After conducting some user interviews, you notice that some people “favorite” content in order to revisit it at a later time. This makes you wonder if there might be a relationship between users favoriting content and playing content. Before setting up an experiment to test this, you use Impact Analysis to validate your hypothesis.
The chart below shows the average number of times users play content per week, before and after they favorite content for the first time.
Impact Analysis chart showing how users performing the Favorite Song or Video action for the first time in the last 12 weeks impacts the average number of times they perform the Play Song or Video action.
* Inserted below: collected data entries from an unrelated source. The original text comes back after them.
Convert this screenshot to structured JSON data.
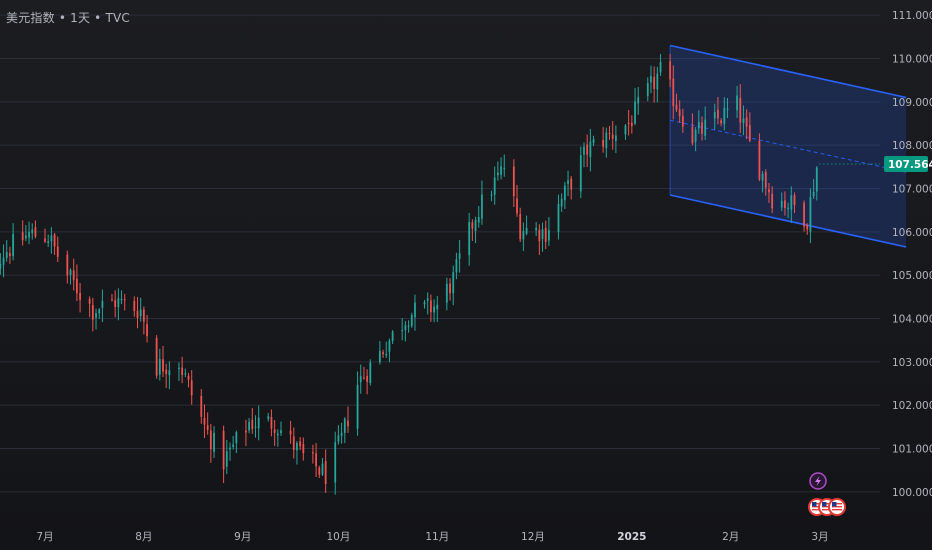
{
  "title": "美元指数 • 1天 • TVC",
  "current_price_label": "107.564",
  "colors": {
    "background": "#17181c",
    "up": "#26a69a",
    "down": "#ef5350",
    "channel_line": "#2962ff",
    "channel_fill": "#2962ff",
    "price_tag": "#089981",
    "grid": "#2a2e39",
    "text": "#b2b5be"
  },
  "icons": {
    "lightning": "lightning-icon",
    "us_flags": [
      "us-flag-icon",
      "us-flag-icon",
      "us-flag-icon"
    ]
  },
  "chart_data": {
    "type": "candlestick",
    "y_ticks": [
      "100.000",
      "101.000",
      "102.000",
      "103.000",
      "104.000",
      "105.000",
      "106.000",
      "107.000",
      "108.000",
      "109.000",
      "110.000",
      "111.000"
    ],
    "ylim": [
      99.35,
      111.35
    ],
    "x_ticks": [
      {
        "label": "7月",
        "date": "2024-07-01"
      },
      {
        "label": "8月",
        "date": "2024-08-01"
      },
      {
        "label": "9月",
        "date": "2024-09-01"
      },
      {
        "label": "10月",
        "date": "2024-10-01"
      },
      {
        "label": "11月",
        "date": "2024-11-01"
      },
      {
        "label": "12月",
        "date": "2024-12-01"
      },
      {
        "label": "2025",
        "date": "2025-01-01",
        "bold": true
      },
      {
        "label": "2月",
        "date": "2025-02-01"
      },
      {
        "label": "3月",
        "date": "2025-03-01"
      }
    ],
    "series_close_anchors": [
      {
        "date": "2024-06-10",
        "close": 105.1
      },
      {
        "date": "2024-06-26",
        "close": 105.95
      },
      {
        "date": "2024-07-02",
        "close": 105.9
      },
      {
        "date": "2024-07-08",
        "close": 105.0
      },
      {
        "date": "2024-07-16",
        "close": 104.2
      },
      {
        "date": "2024-07-23",
        "close": 104.4
      },
      {
        "date": "2024-07-31",
        "close": 104.2
      },
      {
        "date": "2024-08-05",
        "close": 102.9
      },
      {
        "date": "2024-08-12",
        "close": 103.0
      },
      {
        "date": "2024-08-20",
        "close": 101.5
      },
      {
        "date": "2024-08-26",
        "close": 100.7
      },
      {
        "date": "2024-09-03",
        "close": 101.6
      },
      {
        "date": "2024-09-11",
        "close": 101.6
      },
      {
        "date": "2024-09-20",
        "close": 100.8
      },
      {
        "date": "2024-09-27",
        "close": 100.4
      },
      {
        "date": "2024-10-02",
        "close": 101.2
      },
      {
        "date": "2024-10-07",
        "close": 102.5
      },
      {
        "date": "2024-10-15",
        "close": 103.3
      },
      {
        "date": "2024-10-23",
        "close": 104.1
      },
      {
        "date": "2024-11-01",
        "close": 104.3
      },
      {
        "date": "2024-11-06",
        "close": 104.9
      },
      {
        "date": "2024-11-13",
        "close": 106.4
      },
      {
        "date": "2024-11-22",
        "close": 107.5
      },
      {
        "date": "2024-11-27",
        "close": 106.1
      },
      {
        "date": "2024-12-05",
        "close": 106.0
      },
      {
        "date": "2024-12-18",
        "close": 107.9
      },
      {
        "date": "2024-12-31",
        "close": 108.5
      },
      {
        "date": "2025-01-10",
        "close": 109.7
      },
      {
        "date": "2025-01-20",
        "close": 108.2
      },
      {
        "date": "2025-02-03",
        "close": 108.9
      },
      {
        "date": "2025-02-07",
        "close": 108.0
      },
      {
        "date": "2025-02-14",
        "close": 106.8
      },
      {
        "date": "2025-02-21",
        "close": 106.6
      },
      {
        "date": "2025-02-25",
        "close": 106.3
      },
      {
        "date": "2025-02-28",
        "close": 107.5
      }
    ],
    "channel": {
      "start": {
        "date": "2025-01-13",
        "upper": 110.3,
        "lower": 106.85
      },
      "end": {
        "date": "2025-03-28",
        "upper": 109.1,
        "lower": 105.65
      }
    },
    "last_price": 107.564
  }
}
“Week 0” indicates the week users did the Favorite Song or Video action for the first time. Before Week 0, users play content an average of only three times a week. But after Week 0—that is, after users first favorite content—this jumps to an average of about eleven times a week.
This analysis backs your initial hypothesis with data—there could, in fact, be relationship between “favoriting” and playing content. This report could help you rally your team around your hypothesis and motivate them to experiment with new engagement strategies involving the “favoriting” feature.
(For full details on how to set up this report in Amplitude, see our documentation.)
Broadcasting product impact
Companies like Airbnb, Uber, and Netflix don’t have a magic silver bullet for growth—they build systematically, looping continuously through four building blocks of growth: generating hypotheses, experimentation, acting on their learnings, and broadcasting impact.
Impact Analysis helps teams validate hypotheses for improving user engagement and build a case for experimentation. Just as importantly, it helps close the learning loop by giving teams a powerful way to visualize the impact that the features they’ve rolled out has on other engagement behavior.
Do it in Amplitude
As an AmpliTunes PM, last quarter, you rolled out a feature that allows users to follow automatically generated playlists or those created by friends. You can broadcast the impact of this new feature on user engagement by using Impact Analysis.
The chart below shows the impact that the feature rollout had on two important behaviors.
Impact Analysis chart showing how users performing the Follow Playlist action for the first time in the last 12 weeks impacts the average number of times they perform the Play Song or Video action (blue) and the Search Song or Video action (pink).
The blue curve shows the average number of times users play a song or video per week before and after they follow a playlist for the first time. The pink curve shows the average number of times users search for a song or video before and after they follow a playlist for the first time.
The average number of times that users listened to content jumped from 7-8 times per week to around 12 times per week after they followed a playlist for the first time. Similarly, the average number of times that users searched for content jumped from around 6 times a week, to more than twice that number after they followed a playlist for the first time.
This analysis shows that the new Playlist feature impacts not only how often users play content (AmpliTunes’s North Star) but also how often they search for content.
For teams focused on iterative product development, Impact Analysis is a valuable tool to use at both the start and end of the learning loop. Teams can validate hypotheses to better understand the effects between user behaviors; they can also see the impact of product updates on engagement behavior.
While Impact Analysis does not replace experimentation for determining causality, it’s a useful tool to get a quick pulse on whether or not you are building something that your customers value.